Median time to bedside consultation, after the blood cultures which were to yield S. aureus were drawn, was three days. This delay was caused by the fact that the bacteria in the culture need to grow to be noticed, which is often after one to two days. However, a contributing factor to an even longer delay in some patients could be that no bedside consultations were done in the weekends. In the last years of the study, with expansion of the IDS team and strict bedside consultations in almost all patients, time to consultation decreased compared to the early years of the study (2010-2011: median 4 days, mean 5 days, 2012-2013: median 3 days, mean 3 days).
The treating physician bore the main responsibility for the management of the patient with SAB and all IDS advices were on a consular basis. Because the treating physician and the IDS occasionally disagreed, the recommendations of the IDS were not always executed. Therefore, despite an IDS consultation, management of patients consulted by an IDS was not always optimal, including inadequate duration of treatment and no echocardiography in all patients.
Despite the higher number of metastatic complications in the group with IDS consultation, the 30-day mortality was lower (12.1% vs. 23.1%, p = 0.04), as was confirmed in our multivariate analysis and previously has been shown in other studies.11,14,24-26
There are some limitations to our study.
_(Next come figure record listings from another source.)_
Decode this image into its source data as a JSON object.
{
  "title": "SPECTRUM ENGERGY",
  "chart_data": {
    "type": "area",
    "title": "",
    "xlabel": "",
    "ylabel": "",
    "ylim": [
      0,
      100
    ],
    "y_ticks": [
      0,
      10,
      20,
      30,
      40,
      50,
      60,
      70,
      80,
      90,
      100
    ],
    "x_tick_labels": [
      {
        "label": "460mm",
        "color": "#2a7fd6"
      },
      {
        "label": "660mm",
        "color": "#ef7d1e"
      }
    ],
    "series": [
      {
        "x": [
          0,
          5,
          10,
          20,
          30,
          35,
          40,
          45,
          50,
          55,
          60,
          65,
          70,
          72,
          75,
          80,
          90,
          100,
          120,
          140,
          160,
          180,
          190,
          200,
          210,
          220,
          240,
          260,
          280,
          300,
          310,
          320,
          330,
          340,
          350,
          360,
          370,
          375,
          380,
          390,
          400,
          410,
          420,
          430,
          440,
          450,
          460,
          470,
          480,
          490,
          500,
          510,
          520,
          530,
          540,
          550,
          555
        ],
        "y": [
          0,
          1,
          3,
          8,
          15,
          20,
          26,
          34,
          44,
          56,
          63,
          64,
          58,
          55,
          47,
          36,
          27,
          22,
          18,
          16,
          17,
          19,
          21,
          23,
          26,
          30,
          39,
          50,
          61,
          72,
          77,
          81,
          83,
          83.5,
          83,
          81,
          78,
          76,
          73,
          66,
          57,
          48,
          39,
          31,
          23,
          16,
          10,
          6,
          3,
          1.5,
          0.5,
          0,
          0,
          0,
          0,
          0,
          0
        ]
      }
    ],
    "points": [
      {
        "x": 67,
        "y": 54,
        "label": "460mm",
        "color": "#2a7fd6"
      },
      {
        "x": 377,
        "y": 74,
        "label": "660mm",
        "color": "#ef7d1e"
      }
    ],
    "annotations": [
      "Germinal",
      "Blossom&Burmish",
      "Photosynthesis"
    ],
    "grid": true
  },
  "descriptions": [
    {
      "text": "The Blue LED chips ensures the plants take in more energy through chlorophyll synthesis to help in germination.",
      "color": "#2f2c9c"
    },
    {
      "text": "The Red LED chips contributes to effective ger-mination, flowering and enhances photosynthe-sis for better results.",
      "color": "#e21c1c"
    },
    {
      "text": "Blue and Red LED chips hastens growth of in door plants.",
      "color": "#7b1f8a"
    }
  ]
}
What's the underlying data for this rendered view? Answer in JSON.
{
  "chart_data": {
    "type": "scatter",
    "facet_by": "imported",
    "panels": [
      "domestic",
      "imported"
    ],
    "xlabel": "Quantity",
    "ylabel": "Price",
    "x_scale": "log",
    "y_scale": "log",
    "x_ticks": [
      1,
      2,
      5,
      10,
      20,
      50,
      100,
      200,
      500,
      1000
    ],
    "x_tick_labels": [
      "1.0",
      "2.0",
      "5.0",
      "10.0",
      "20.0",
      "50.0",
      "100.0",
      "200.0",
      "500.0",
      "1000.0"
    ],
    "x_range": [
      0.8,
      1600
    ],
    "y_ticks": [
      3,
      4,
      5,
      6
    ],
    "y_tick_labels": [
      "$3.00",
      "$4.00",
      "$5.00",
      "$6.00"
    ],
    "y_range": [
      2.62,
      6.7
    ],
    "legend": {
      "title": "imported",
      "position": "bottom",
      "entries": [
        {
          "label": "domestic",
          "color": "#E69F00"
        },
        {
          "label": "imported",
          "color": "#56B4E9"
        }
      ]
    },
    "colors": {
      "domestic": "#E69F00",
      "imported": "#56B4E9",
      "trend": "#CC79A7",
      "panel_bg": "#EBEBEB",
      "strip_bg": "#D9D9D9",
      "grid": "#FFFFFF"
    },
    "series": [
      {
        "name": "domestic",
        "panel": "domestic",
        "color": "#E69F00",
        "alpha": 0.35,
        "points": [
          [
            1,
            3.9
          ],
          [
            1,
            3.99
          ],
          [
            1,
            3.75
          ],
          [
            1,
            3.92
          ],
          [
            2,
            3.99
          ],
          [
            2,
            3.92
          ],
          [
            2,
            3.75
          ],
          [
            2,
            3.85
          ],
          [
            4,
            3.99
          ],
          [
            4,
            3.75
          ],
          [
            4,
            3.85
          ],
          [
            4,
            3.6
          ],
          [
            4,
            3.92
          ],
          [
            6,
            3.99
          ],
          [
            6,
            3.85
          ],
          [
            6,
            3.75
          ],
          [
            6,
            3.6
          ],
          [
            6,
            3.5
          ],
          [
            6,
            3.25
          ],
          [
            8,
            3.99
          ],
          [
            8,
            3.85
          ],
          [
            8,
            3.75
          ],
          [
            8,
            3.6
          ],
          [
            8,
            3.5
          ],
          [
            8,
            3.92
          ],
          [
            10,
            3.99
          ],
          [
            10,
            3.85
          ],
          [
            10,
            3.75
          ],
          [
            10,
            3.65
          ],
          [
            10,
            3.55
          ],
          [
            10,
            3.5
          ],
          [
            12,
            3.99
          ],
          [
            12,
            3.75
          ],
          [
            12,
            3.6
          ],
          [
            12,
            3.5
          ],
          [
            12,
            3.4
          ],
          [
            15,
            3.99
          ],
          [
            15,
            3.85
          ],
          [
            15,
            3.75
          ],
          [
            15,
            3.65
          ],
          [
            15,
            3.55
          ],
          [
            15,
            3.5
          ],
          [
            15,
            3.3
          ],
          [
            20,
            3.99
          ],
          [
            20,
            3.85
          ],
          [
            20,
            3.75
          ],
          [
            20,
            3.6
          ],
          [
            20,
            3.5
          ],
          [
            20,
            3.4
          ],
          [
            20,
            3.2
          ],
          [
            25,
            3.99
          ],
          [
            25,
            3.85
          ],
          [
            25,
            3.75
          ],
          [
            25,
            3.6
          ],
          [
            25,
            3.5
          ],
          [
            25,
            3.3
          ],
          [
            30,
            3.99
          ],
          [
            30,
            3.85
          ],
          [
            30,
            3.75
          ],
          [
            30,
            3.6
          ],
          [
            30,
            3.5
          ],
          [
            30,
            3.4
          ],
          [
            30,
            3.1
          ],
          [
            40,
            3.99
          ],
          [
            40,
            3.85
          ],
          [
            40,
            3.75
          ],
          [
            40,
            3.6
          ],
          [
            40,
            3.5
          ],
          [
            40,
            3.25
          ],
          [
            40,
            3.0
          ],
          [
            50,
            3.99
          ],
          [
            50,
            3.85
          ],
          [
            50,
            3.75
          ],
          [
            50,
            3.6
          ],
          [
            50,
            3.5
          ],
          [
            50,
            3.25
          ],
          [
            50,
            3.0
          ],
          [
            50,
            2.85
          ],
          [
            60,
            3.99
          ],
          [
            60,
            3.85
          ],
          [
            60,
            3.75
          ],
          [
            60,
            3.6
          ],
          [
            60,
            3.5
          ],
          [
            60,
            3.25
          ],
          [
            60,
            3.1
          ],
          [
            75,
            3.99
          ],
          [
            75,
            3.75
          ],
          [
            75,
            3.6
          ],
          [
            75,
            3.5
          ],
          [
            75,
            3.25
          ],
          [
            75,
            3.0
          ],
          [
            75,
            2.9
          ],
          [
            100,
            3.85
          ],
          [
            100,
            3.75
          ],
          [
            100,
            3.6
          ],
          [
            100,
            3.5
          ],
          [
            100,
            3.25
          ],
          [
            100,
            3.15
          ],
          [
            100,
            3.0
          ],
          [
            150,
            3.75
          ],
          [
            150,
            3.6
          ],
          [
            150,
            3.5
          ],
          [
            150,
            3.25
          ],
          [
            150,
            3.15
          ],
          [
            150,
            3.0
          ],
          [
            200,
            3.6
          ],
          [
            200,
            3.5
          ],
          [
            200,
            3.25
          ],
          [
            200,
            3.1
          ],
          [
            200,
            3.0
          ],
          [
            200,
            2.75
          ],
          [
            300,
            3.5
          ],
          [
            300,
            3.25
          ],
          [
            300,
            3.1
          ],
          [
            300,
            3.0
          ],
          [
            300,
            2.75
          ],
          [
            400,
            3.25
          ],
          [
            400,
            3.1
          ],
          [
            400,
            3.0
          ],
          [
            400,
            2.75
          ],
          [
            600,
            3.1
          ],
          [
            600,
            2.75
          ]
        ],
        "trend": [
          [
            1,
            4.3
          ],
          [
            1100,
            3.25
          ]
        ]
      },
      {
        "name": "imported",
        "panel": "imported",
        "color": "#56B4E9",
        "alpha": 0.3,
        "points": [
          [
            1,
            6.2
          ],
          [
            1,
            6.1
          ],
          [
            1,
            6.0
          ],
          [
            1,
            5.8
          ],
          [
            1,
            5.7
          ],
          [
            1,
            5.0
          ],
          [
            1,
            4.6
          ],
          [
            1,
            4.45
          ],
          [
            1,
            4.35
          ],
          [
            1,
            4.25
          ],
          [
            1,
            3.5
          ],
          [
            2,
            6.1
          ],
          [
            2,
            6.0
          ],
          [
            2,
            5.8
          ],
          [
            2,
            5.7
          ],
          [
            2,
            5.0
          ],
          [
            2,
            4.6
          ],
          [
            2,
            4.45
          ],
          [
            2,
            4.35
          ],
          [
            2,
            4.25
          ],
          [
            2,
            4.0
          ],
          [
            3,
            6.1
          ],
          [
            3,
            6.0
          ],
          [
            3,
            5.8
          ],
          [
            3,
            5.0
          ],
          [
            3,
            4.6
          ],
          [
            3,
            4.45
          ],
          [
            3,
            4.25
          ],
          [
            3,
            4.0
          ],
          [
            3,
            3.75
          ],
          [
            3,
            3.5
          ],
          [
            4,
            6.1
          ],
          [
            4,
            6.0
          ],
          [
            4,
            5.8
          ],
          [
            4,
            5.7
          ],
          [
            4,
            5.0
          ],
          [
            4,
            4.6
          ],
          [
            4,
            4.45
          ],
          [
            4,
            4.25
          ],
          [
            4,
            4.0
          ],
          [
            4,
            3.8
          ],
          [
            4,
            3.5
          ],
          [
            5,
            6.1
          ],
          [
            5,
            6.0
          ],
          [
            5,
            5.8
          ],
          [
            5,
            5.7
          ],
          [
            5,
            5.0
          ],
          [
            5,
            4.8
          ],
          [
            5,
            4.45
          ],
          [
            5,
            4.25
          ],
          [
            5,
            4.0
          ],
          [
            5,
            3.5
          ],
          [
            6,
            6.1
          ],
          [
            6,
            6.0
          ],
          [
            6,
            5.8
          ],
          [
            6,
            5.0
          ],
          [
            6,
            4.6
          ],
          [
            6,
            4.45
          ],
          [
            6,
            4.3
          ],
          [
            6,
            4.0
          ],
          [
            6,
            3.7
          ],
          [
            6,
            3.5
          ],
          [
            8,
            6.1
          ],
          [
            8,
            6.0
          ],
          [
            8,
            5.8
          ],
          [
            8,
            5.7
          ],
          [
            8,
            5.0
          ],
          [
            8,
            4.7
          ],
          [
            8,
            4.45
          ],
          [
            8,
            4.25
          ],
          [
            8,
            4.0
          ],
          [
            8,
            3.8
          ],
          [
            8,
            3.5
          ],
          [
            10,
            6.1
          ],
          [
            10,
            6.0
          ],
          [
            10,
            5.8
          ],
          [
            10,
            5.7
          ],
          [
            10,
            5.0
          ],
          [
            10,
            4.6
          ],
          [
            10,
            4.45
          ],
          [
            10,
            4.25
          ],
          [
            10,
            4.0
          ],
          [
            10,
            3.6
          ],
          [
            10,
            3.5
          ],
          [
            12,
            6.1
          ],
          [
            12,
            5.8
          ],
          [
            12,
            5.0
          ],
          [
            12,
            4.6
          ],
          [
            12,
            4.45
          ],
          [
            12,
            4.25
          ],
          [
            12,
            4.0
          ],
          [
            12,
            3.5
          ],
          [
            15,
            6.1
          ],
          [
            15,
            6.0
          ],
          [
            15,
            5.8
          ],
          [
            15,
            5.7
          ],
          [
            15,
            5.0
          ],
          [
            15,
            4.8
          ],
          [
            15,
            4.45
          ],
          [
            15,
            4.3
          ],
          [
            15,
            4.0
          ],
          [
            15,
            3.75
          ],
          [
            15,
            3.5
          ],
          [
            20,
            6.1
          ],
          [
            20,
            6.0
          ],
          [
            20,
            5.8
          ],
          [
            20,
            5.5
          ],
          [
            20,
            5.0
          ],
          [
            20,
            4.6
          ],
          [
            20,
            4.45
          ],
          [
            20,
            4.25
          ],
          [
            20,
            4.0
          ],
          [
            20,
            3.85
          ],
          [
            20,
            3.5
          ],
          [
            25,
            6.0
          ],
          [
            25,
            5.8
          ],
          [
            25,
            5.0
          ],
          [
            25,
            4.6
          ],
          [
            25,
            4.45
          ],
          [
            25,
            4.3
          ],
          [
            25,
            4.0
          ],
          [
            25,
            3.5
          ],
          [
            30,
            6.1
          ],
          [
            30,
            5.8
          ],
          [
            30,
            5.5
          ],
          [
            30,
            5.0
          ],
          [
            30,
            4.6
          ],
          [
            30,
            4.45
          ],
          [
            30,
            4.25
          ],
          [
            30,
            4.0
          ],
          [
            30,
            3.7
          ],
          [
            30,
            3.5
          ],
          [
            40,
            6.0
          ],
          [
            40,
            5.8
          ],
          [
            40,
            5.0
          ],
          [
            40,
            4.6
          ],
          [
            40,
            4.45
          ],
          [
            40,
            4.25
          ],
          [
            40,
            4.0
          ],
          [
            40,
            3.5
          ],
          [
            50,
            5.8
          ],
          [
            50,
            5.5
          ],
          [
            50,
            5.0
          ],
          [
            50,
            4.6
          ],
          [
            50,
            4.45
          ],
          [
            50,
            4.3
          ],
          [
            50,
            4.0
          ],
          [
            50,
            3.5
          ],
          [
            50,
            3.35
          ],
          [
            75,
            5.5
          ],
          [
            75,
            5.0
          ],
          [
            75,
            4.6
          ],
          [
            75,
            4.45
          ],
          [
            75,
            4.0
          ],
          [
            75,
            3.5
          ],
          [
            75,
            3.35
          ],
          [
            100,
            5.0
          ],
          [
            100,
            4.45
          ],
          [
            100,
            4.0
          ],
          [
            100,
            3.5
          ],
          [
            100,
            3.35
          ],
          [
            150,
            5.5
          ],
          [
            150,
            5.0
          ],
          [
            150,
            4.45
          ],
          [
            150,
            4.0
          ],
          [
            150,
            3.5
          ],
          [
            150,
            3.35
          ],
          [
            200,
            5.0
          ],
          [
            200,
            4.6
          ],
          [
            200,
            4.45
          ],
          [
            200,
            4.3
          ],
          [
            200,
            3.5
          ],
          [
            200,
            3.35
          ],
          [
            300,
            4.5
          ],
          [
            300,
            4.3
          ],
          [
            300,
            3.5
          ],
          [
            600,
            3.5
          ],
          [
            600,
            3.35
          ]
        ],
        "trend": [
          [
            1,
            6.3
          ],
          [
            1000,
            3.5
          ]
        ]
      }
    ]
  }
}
First, this being a single centre retrospective study, we nonetheless included almost 250 patients in the four year study period. Furthermore, no distinction was made between the separate components of the IDS consult such as recognition of endocarditis stigmata, correctly obtaining follow-up blood cultures and diagnostics, and appropriate and adequate administration of antibiotics. Next to this, we had to rely on the completeness of the charts. During the last three years of the study period, the hospital used electronic patient files, which improved the availability of data. In addition, the investigators were not blinded to IDS consultation. Therefore, we used strict definitions to minimize any potential bias. Another limitation might be that patients who were discharged in a clinically good condition, may have developed metastatic complications or a relapse at home without referral to our clinic. Since our hospital serves both as a secondary and tertiary referral centre, follow-up after discharge will most likely be done in our hospital, but we can’t rule out that a SAB complication was treated in another hospital and was therefore missed in our analysis.
In conclusion, our study shows the need for bedside IDS consultation in every patient with SAB. Consultation by an IDS results in better adherence to management guidelines and detection of more metastatic complications with better overall survival. Therefore, in patients with SAB, bedside consultation by an IDS should be obligatory.
We want to thank the ICU and the Medical Archives for their contributions to the data collection, and John Penders of the department of Medical Microbiology for his help with the statistical analysis.
All authors declare no conflict of interest. No funding or financial support was received.